Édition du 26 mars 2024

Une tribune libre pour la gauche québécoise en marche

Trêve, violence et désinformation

Depuis le début de la grève étudiante, il y a maintenant 11 semaines, je suis étonnée de constater, jour après jour, à quel point la population est mal informée sur les enjeux réels de ce conflit qui, disons-le, dégénère. Partout, des stéréotypes sur les étudiants qui font « la belle vie » sont véhiculés, la ministre de l’Éducation nous rappelle qu’ils refusent de faire leur « juste part » et Jean Charest profite des manifestations pour faire de l’humour. Avec les événements des derniers jours, la désinformation atteint des sommets inégalés. Il est temps de remettre les pendules à l’heure.

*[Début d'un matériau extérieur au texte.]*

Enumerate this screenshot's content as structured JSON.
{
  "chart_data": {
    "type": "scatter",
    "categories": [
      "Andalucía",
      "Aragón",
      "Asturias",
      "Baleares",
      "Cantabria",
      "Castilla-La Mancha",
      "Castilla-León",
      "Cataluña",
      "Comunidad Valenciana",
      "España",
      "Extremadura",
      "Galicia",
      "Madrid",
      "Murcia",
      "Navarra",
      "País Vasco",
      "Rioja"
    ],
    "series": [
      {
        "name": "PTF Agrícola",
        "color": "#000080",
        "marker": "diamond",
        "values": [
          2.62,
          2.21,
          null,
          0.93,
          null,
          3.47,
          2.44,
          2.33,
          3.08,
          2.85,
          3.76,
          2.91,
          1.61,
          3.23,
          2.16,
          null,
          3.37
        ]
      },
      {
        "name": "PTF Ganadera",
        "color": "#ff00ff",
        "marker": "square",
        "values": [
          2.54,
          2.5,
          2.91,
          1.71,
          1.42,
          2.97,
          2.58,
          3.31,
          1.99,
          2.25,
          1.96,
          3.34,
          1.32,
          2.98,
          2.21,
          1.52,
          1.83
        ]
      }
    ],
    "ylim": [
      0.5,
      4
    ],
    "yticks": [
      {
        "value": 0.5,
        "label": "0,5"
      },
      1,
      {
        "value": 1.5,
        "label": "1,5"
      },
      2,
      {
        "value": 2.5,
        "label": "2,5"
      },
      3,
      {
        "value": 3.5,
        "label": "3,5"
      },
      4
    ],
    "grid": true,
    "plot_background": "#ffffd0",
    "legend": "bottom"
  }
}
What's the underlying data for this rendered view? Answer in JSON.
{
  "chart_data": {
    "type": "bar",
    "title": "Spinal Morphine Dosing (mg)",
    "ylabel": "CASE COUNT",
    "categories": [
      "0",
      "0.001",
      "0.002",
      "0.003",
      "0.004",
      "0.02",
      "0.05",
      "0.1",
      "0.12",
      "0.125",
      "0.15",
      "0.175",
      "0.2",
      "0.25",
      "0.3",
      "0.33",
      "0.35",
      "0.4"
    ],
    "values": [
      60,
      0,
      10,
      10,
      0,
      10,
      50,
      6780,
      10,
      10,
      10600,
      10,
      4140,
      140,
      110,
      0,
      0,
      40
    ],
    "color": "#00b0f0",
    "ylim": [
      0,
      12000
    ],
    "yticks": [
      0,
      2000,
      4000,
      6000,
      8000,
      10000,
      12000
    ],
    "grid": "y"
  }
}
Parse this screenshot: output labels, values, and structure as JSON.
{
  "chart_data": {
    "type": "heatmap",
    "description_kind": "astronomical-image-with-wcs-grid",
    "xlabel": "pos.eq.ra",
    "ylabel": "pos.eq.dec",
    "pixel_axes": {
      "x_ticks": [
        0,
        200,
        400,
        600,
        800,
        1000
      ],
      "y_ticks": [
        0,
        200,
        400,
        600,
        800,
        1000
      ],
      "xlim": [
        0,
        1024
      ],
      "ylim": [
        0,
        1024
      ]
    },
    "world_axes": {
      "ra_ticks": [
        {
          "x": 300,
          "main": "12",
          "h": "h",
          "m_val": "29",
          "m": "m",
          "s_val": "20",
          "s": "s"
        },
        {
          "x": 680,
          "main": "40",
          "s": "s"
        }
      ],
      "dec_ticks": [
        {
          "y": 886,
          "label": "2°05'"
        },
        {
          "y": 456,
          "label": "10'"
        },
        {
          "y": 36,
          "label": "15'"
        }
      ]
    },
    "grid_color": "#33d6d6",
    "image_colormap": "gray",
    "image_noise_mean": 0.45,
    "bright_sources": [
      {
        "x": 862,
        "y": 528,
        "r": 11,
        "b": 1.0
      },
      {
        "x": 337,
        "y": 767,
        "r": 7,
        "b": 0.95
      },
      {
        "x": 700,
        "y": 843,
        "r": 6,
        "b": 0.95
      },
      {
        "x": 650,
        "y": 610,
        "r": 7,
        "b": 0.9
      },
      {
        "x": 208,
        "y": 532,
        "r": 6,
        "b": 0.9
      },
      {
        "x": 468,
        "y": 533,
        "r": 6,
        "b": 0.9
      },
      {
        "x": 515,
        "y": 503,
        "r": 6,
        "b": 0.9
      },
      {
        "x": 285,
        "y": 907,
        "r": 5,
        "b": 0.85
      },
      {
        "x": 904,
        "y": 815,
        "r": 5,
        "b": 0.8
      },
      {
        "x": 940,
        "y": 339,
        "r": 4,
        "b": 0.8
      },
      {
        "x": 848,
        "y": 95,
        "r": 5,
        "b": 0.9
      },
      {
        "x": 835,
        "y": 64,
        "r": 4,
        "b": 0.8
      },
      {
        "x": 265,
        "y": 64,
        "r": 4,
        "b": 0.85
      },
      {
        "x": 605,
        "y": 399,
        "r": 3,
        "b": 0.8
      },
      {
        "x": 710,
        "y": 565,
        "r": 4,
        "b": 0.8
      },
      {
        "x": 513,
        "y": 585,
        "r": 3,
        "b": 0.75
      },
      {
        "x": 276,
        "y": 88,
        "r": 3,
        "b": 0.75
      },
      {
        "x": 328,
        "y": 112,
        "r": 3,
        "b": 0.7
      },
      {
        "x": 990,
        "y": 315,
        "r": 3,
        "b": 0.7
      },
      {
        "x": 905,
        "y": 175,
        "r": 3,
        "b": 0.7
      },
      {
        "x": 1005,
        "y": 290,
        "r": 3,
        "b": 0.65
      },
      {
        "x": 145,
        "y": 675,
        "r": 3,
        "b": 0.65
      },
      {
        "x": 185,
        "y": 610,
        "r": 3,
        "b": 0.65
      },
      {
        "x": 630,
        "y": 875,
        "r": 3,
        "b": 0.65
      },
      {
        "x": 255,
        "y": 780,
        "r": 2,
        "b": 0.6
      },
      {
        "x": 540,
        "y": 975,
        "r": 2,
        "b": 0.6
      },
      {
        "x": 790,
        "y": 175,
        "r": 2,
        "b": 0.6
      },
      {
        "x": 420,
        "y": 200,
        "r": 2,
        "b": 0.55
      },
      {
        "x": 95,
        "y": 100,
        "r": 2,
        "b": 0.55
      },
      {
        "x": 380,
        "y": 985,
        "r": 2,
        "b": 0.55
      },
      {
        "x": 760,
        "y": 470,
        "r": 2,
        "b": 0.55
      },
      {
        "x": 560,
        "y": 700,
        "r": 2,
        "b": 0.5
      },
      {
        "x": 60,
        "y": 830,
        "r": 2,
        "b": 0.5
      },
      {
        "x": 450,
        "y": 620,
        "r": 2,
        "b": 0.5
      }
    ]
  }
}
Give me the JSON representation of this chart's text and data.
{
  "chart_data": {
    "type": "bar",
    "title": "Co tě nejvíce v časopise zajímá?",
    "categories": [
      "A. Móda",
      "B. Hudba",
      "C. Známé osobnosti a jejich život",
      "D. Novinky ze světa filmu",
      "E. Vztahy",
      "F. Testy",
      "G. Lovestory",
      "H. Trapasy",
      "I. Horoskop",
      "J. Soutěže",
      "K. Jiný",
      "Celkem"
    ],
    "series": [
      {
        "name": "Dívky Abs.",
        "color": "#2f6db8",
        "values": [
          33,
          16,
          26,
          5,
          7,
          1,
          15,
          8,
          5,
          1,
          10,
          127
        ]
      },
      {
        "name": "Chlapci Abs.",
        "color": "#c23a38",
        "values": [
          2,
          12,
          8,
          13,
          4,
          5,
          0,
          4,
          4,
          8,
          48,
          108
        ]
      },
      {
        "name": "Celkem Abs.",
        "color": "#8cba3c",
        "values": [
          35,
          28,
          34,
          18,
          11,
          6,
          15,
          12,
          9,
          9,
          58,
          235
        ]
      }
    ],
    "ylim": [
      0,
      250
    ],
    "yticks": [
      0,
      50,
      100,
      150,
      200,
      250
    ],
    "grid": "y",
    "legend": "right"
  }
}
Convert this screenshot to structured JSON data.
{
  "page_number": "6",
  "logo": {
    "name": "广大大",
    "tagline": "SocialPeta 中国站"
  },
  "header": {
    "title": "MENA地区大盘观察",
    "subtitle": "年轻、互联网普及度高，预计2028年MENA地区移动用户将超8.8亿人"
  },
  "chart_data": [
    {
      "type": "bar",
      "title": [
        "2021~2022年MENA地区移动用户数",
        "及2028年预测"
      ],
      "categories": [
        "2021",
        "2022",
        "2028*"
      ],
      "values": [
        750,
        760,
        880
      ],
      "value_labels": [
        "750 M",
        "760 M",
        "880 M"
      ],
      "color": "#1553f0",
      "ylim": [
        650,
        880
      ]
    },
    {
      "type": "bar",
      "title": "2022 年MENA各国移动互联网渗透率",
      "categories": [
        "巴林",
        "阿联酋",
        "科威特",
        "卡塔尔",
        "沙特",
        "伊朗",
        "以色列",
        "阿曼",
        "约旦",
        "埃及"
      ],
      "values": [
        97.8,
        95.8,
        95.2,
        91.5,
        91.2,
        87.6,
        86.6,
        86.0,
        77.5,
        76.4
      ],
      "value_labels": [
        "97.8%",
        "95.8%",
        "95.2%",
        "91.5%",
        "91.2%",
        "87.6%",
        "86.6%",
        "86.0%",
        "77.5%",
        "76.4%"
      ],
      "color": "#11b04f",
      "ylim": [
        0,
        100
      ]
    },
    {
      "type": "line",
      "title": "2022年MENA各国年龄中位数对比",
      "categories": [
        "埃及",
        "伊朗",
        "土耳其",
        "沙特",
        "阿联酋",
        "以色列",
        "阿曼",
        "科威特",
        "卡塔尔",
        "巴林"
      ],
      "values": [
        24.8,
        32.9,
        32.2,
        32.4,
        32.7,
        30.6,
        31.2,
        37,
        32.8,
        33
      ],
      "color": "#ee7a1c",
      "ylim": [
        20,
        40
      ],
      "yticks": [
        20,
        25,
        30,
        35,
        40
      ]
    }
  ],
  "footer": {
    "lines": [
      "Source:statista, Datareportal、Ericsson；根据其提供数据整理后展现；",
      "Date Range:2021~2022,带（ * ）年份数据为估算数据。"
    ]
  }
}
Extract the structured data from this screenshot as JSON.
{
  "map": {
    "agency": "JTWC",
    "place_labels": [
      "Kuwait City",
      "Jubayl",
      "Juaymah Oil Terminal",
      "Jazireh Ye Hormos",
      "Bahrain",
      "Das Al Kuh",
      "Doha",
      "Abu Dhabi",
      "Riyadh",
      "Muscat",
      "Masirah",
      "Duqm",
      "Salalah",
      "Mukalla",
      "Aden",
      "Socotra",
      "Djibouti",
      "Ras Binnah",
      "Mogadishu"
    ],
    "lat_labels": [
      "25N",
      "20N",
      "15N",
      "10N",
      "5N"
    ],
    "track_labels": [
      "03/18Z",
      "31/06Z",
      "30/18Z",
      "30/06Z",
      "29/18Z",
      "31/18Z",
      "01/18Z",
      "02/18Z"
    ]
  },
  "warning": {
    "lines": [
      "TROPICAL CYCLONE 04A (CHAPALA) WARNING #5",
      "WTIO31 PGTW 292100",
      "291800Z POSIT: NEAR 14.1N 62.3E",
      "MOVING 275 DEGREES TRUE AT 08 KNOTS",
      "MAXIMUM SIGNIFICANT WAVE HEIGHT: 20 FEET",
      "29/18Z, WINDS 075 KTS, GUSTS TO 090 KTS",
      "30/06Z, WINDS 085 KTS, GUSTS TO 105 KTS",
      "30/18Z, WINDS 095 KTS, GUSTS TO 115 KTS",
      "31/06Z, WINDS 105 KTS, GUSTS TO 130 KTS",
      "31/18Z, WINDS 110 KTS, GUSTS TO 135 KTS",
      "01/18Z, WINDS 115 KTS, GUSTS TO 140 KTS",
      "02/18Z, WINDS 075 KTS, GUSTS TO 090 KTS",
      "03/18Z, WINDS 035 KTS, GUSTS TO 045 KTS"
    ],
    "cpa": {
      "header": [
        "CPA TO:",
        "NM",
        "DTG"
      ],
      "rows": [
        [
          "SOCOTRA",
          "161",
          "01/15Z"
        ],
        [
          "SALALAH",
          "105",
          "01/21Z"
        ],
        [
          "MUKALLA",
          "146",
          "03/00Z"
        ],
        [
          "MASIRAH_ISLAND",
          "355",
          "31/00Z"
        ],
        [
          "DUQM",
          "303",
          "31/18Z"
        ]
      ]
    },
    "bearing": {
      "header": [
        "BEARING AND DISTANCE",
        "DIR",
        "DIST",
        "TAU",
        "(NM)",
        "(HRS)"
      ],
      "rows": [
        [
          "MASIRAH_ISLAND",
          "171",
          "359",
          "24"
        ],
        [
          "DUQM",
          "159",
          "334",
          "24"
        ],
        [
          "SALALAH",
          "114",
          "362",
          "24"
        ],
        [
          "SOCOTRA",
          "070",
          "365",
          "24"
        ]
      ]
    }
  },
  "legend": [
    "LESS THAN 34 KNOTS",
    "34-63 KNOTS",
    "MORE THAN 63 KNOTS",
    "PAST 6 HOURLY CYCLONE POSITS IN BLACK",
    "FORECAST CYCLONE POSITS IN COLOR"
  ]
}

Définissons d’abord ce qu’est la désinformation. Selon Volkoff (1997), il s’agit de la « manipulation de l’opinion publique, à des fins politiques, avec une information traitée par des moyens détournés ». Parmi ces moyens détournés, notons, par exemple, le fait de présenter une opinion comme une nouvelle, de ne présenter qu’une partie des faits et d’en omettre d’autres, de donner une importance exagérée à certains faits plutôt qu’à d’autres, d’utiliser des sondages non scientifiques ou des rumeurs pour faire la nouvelle. Ces stratégies nous les connaissons bien, car notre gouvernement et les médias les utilisent déjà depuis belle lurette.

Voyons quelques exemples d’actualité : la fameuse trêve imposée par Mme Beauchamp comme condition aux négociations et que la CLASSE aurait, semble-t-il, rompue. Toute personne qui connaît minimalement les structures démocratiques sait qu’un porte-parole ne peut prendre de décisions sans avoir auparavant la possibilité de consulter ses membres. Or, cette trêve n’a jamais été entérinée par les membres de la CLASSE, elle ne peut donc pas avoir été rompue ! S’agissait-il simplement d’une stratégie pour discréditer ce mouvement « radical » ? (Je fais ici une parenthèse sur le mot radical qui signifie : fondamental, à la racine. Donc un mouvement radical s’attaque à la racine du problème, cela ne veut pas dire qu’il est violent ! Pensons au mouvement des femmes qui s’attaque au patriarcat !).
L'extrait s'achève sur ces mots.